In de Griekse vertaling van de grondtekst van de Bijbel (Septuagint) wordt 'sjeol' vertaald met 'hades'. In het Nieuwe Testament wordt het onderscheid tussen de plaats waar de goddelozen zullen zijn en waar de rechtvaardigen zullen zijn, duidelijker gemaakt. 'Hades' wordt dan alleen gebruikt als de plaats voor de goddelozen wordt aangeduid. Het kan dan niet meer een algemene aanduiding voor het dodenrijk of graf zijn, omdat steeds het onderscheid met de rechtvaardigen, die bij Christus zijn, duidelijk gemaakt wordt. Als er over de plaats waar de rechtvaardigen na dit leven zijn wordt gesproken, komt niet meer het woord 'hades' voor, maar een specifieke aanduiding voor de hemel.

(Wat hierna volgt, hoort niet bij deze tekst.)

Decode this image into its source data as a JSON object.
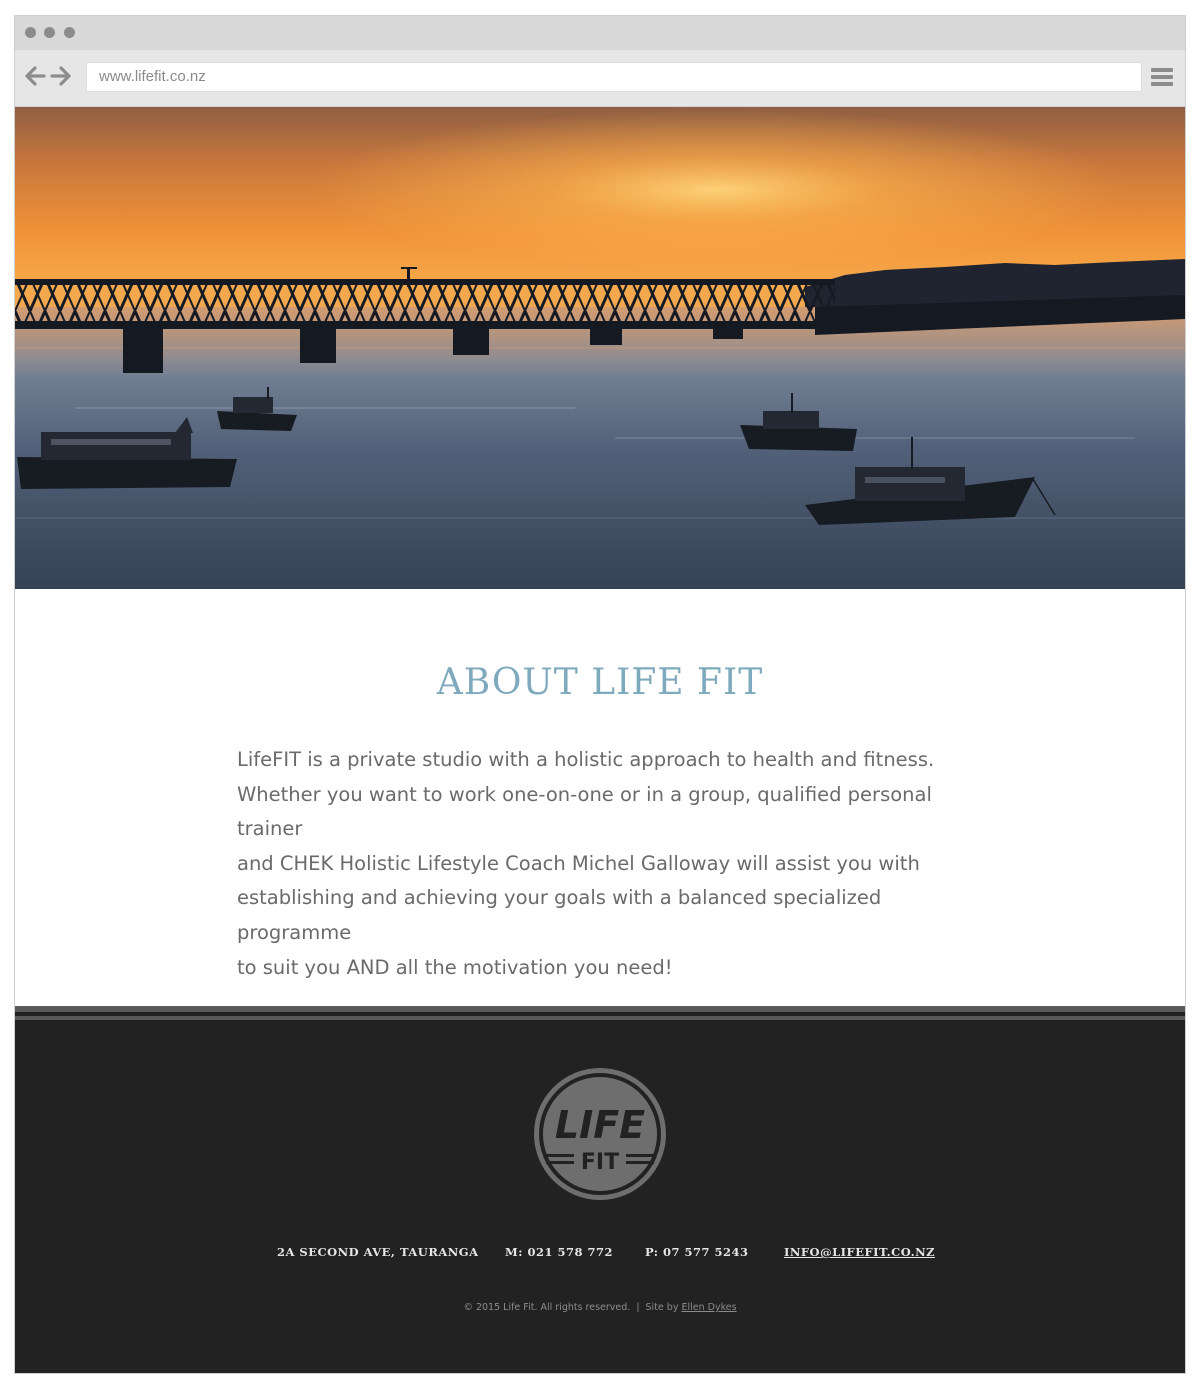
{
  "browser": {
    "url": "www.lifefit.co.nz",
    "icons": {
      "back": "arrow-left-icon",
      "forward": "arrow-right-icon",
      "menu": "hamburger-menu-icon"
    }
  },
  "about": {
    "title": "ABOUT LIFE FIT",
    "body_lines": [
      "LifeFIT is a private studio with a holistic approach to health and fitness.",
      "Whether you want to work one-on-one or in a group, qualified personal trainer",
      "and CHEK Holistic Lifestyle Coach Michel Galloway will assist you with",
      "establishing and achieving your goals with a balanced specialized programme",
      "to suit you AND all the motivation you need!"
    ]
  },
  "footer": {
    "logo": {
      "top_word": "LIFE",
      "bottom_word": "FIT"
    },
    "address": "2A SECOND AVE, TAURANGA",
    "mobile": "M: 021 578 772",
    "phone": "P: 07 577 5243",
    "email": "INFO@LIFEFIT.CO.NZ",
    "copyright": "© 2015 Life Fit. All rights reserved.",
    "separator": "|",
    "credit_prefix": "Site by",
    "credit_name": "Ellen Dykes"
  },
  "colors": {
    "title_accent": "#7fa9bd",
    "footer_bg": "#222222",
    "body_text": "#6a6a6a"
  }
}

We kunnen in het algemeen zeggen dat het Nieuwe Testament een duidelijker beeld geeft over het leven na de dood dan het Oude Testament. In het Oude Testament is duidelijk onderscheid over de plaats van de goddelozen en rechtvaardigen aangegeven, maar in het Nieuwe Testament wordt dit breder uitgewerkt. Er was in de tijd van het Oude Testament zeker aandacht voor het leven na de dood, maar de openbaring van de Heere hierover is dan nog minder specifiek.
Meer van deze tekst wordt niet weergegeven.